I spent then years working in Silicon Valley, and recently returned to my ancestral homeland of Ohio. Many people are following similar trends, and this is common knowledge. I think there’s an untold story around “The Great Migration” and inflation. My view is that inflation has been happening for years, but it was mostly constrained to financial assets and costal cities. Remote work lifted a constraint on the most productive kind of labor – software engineers – which is translating into higher labor costs everywhere. It’s as if COVID burst a dam which was previously preventing a flood of money from leaving the coasts.

Take a look at this software engineer salary sharing website. Click on a level somewhere in the middle say, E5 at facebook. An ‘E5’ software engineer at Facebook is a role you can get after, say, 5-8 years out of college. The total compensation of $400k per year is not an exaggeration or a falsehood – it’s real. If you don’t believe me, check out this spreadsheet I made for engineers at “UNTITLED LARGE TECH COMPANY” to share their compensation. Look at the ‘total annual comp’ numbers in column S. This tab makes it simpler to see averages. If THAT isn’t enough to convince you, look at this property listing in Sunnyvale, CA to see what 1.65 Million gets you: 3 bedrooms, 1.5 bathrooms, 1300 square feet of living space, and schools that are… not great. Yes, a pair of married tech workers at a big company, with a decade of seniority, really are earning over $1M a year.

I had one mentor at Google who showed me his offer letter for another company upon leaving: $5M a year. He recently bought a new house, for $3 million, close enough to his neighbors that he can hear them watching TV at night. Meanwhile, here’s what $2.5 million gets you in Ohio.

2 New Albany Farms Rd, New Albany, OH 43054

Which explanation is simpler here:

People in California are paying absurd prices for tiny pieces of land, because they have absurdly large salaries, but their cost of living is also higher, so even though they are technically millionaires, and have massive 401k’s, they have a quality of life that is arguably comparable to a self-employed plumber living in Milford Ohio, who can buy a house like this for $250k?

OR:

Inflation hit California, New York, and other coastal cities, years ago, and it stayed there, because massively inflated salaries were constrained to the areas affected by the inflation?

Try putting these concepts together and see what happens:

  • One of the key drivers of inflation has always been labor cost.
  • Productivity gains have, in general, declined for decades, while demand for software engineers has exploded
  • Technology, in general, is deflationary – mobile phones cost about the same as they did a decade ago, but less than a desktop in 1980
  • Fully 75%(!) of silicon valley employees are not US citizens.

The inflation story I see is this: we broke the link between the dollar and gold in 1971. We’ve kept inflation at bay in part because advancing technology is naturally deflationary, and in part through internationalism.
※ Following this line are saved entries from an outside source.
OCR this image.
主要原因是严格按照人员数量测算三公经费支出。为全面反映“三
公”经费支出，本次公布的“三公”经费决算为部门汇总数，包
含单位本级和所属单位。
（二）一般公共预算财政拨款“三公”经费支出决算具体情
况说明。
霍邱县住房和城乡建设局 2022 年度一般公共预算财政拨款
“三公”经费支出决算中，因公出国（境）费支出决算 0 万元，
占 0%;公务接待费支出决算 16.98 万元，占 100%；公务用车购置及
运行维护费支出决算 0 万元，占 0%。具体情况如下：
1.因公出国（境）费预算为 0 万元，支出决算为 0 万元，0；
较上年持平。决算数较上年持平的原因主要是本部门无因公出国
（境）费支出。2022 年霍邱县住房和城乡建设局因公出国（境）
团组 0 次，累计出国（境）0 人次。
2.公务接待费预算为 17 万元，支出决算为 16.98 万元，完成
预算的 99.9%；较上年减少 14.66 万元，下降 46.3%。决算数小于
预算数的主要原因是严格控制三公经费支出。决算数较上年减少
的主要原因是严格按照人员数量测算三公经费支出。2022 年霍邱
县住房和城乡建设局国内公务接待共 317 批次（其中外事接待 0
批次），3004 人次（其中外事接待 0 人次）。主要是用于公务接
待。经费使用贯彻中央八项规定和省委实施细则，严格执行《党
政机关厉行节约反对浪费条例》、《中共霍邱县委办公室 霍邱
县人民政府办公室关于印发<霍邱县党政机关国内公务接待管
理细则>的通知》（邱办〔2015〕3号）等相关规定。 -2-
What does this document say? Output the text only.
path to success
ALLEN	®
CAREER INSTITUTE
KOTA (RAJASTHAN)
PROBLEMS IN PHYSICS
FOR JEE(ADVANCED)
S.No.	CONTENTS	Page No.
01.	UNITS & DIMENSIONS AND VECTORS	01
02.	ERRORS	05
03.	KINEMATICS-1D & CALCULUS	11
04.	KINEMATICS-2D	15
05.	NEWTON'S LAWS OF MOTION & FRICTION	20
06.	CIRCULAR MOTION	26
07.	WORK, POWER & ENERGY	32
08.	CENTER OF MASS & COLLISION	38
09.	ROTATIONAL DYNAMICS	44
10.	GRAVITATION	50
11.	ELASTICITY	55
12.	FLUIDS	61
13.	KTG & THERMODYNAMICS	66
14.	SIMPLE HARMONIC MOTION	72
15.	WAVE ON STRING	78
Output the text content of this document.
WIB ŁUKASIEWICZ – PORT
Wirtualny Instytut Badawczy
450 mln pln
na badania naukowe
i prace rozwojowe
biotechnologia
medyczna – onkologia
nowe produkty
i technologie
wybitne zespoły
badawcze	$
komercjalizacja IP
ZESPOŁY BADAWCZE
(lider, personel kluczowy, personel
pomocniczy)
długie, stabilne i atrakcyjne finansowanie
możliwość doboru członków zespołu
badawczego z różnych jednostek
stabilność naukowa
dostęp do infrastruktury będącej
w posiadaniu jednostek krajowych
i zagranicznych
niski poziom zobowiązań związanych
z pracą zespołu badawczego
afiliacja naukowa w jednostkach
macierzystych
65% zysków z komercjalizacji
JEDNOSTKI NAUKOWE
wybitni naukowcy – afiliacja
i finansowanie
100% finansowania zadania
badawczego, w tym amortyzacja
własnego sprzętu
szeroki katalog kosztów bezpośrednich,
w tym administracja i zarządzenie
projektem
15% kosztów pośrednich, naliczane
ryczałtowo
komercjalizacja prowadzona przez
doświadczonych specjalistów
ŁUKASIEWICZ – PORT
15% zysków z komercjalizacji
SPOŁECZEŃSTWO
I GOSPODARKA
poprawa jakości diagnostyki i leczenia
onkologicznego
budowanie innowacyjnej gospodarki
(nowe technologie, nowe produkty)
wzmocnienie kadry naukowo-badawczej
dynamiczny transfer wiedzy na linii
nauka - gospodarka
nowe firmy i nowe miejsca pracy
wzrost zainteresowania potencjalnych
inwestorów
We kept production costs low by outsourcing all the manufacturing we could to foreign countries, while importing as much labor as possible from these foreign countries. And even despite massive technological advances, outsourcing and immigration, Inflation still hit hard, but only in a few places where the foreign labor was brought in to work jobs in the only sector that experienced massive productivity gains: high technology.
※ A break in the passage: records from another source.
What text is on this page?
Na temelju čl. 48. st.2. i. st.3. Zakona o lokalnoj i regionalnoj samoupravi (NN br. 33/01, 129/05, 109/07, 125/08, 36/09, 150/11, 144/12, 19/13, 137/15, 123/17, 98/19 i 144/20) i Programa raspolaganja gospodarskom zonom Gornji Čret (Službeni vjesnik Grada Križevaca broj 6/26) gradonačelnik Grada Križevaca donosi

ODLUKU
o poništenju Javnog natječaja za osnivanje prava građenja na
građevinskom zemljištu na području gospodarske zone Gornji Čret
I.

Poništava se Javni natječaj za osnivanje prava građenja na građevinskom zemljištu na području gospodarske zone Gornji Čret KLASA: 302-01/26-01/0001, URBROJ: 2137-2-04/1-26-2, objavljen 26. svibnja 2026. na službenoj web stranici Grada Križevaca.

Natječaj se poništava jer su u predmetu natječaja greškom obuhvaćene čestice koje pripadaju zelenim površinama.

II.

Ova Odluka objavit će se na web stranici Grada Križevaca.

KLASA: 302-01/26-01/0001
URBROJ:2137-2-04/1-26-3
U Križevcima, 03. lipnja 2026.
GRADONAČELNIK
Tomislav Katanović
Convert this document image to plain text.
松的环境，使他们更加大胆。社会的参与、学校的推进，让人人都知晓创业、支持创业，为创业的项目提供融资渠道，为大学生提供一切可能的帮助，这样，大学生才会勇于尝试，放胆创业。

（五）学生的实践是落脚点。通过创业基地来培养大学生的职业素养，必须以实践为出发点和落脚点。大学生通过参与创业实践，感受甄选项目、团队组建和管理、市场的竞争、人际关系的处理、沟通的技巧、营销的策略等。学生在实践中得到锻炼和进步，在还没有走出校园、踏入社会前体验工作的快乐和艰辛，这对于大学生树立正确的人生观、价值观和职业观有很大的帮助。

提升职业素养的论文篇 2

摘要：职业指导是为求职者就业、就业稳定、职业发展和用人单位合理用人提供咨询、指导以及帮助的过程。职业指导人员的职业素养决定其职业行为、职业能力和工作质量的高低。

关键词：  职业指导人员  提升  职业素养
These highly paid tech workers spend some of their money locally and invested the rest. The local influx of cash explains $1000/sq foot real estate and $15 avocado toast. Married couples with ~10 years of experience jointly earning over $1M dollars a year as a couple, saving the majority of their savings in index funds, explains a booming stock market with PE ratios in the hundreds. In addition to the massive salaries, what the tech companies have been selling is ‘access to America’, and they had to do this, because most Americans don’t want to relocate to an expensive place, far from their families and home networks, in order to make more money. If they built more regional offices and hired more people, the inflation would have leaked out. Why spread that wealth around the rest of America when you can keep it local by hiring people who are already relocating to America anyhow?
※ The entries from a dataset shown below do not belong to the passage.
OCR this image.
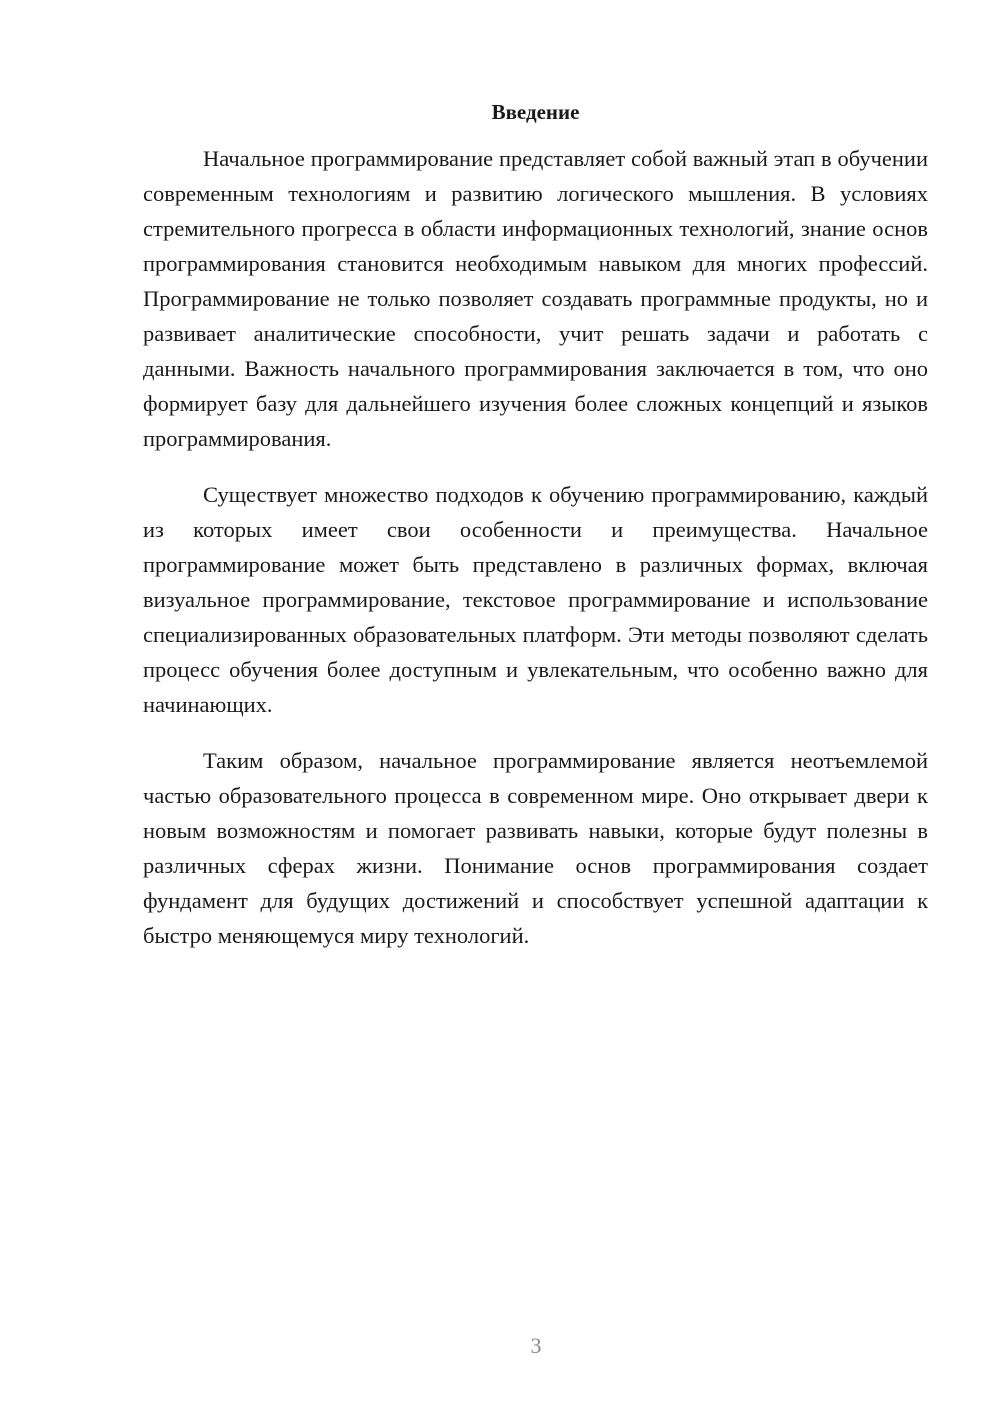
Введение

Начальное программирование представляет собой важный этап в обучении современным технологиям и развитию логического мышления. В условиях стремительного прогресса в области информационных технологий, знание основ программирования становится необходимым навыком для многих профессий. Программирование не только позволяет создавать программные продукты, но и развивает аналитические способности, учит решать задачи и работать с данными. Важность начального программирования заключается в том, что оно формирует базу для дальнейшего изучения более сложных концепций и языков программирования.

Существует множество подходов к обучению программированию, каждый из которых имеет свои особенности и преимущества. Начальное программирование может быть представлено в различных формах, включая визуальное программирование, текстовое программирование и использование специализированных образовательных платформ. Эти методы позволяют сделать процесс обучения более доступным и увлекательным, что особенно важно для начинающих.

Таким образом, начальное программирование является неотъемлемой частью образовательного процесса в современном мире. Оно открывает двери к новым возможностям и помогает развивать навыки, которые будут полезны в различных сферах жизни. Понимание основ программирования создает фундамент для будущих достижений и способствует успешной адаптации к быстро меняющемуся миру технологий.

3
Oh yeah, and most of that total comp is stock based, not cash. So wealthy tech workers get paid their giant salaries in stock, which they sell and then put into robo-advisors who reallocate them back into stocks. The game can go on forever – until the tech workers start leaving and carrying the inflation with them.

The End is Nigh

In late 2020, My wife and I relocated to my ancestral homeland and immediately bought an older house which we started renovating. All the contractors we found told us they’d never been busier. Look at this chart of unemployment by state, though. It looks to me like what’s happening is now that enough highly paid tech workers are leaving California, New York, and other coastal cities, that they are driving up costs everywhere, because they are putting their money into hard, unforgeable physical assets – like two by fours, roofing tiles, and the skilled craftsmen who come and install them. Buying real assets ends up causing their prices to go up too, but the price of wood counts for inflation, while shares of facebook do not.

How much of inflation is caused by people with stock based comp buying real assets, rather than dumping their employer’s stock comp in exchange for a basket of stocks of other tech companies, all of whose biggest expenses are labor?

Inflation has been here for a long time. It’s only been benefitting the insiders. The constraints that kept it at bay are now gone. You can protect yourself by buying bitcoin.